John Medearis, editor in chief, says, "Conan's contributions are extremely valuable. He is able to bring out the points which aren't predictable. My favorite piece of his was the spoof on the typical high school student . . . boring, boring, boring. He's a good mimic, too, especially of movie star heavies and he's co-captain of the debating team."

Tom Bresnahan, a classmate in English, says, "We all have to re-write the simplest of assignments in order to get the word choice and the sentence structure clean, but Conan probably does the most re-writes until they come out sharp."

O'Brien's English teacher, Christopher Reimann. says Conan's writing is very good. "Unlike most high school students, he is able to communicate what he is thinking very clearly. That can be a two-edged sword. If your thinking is confused, you have to have the ability to handle ambiguity. I criticize Conan's papers not on a high school level but on a more mature bassis and he handles criticism fairly well. It is clearly important to him."

O'Brien says, "There's not that much that separates me from other students, except that I take English very seriously. If I get a mediocre mark in math, I let it slide, but not in English.

Adds Conan, "I wrote to E.B. White, one of the writers I admire most, once and asked him how he handled criticism of his writing.
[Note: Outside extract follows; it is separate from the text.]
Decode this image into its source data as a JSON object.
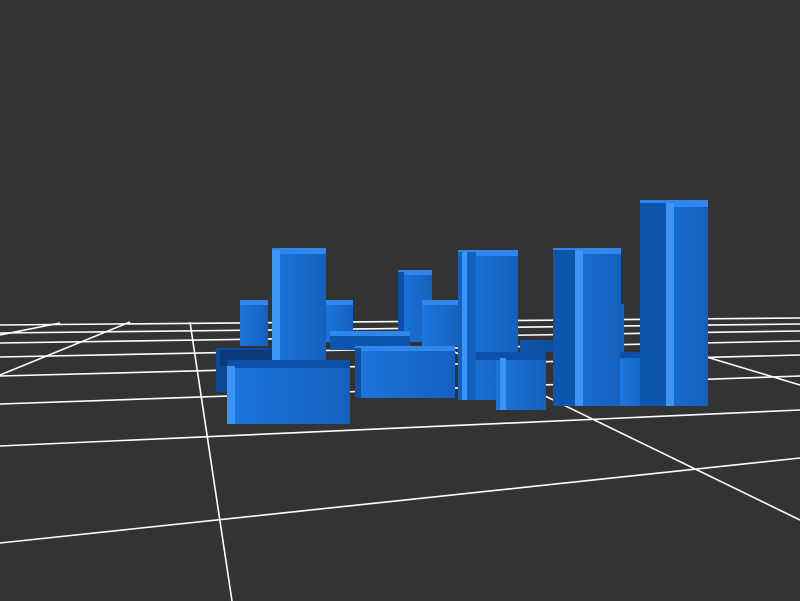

You put so much of yourself into it that it's hard not to take criticism personally. White wrote back that he never minded critics much except when they had their facts wrong."

"I like Hemingway, too. He has a vocabulary about as extensive as mine, but he puts it together well. And Woody Allen. He's made up a style of his own. Everytime he starts with a thoughtful sentence he slips in something totally absurd."

Asked about the name, Conan, O'Brien says it is not for mystery writer Conan Doyle, but for Gaelic priests. "Something so simple that you can't make a nickname out of it.

"College? I'll take the best one that picks me. I tell my parents that next year they'll have to ask someone else to drive the little kids around and do errands, but I'll miss it just the same. There are a lot of real characters in this family."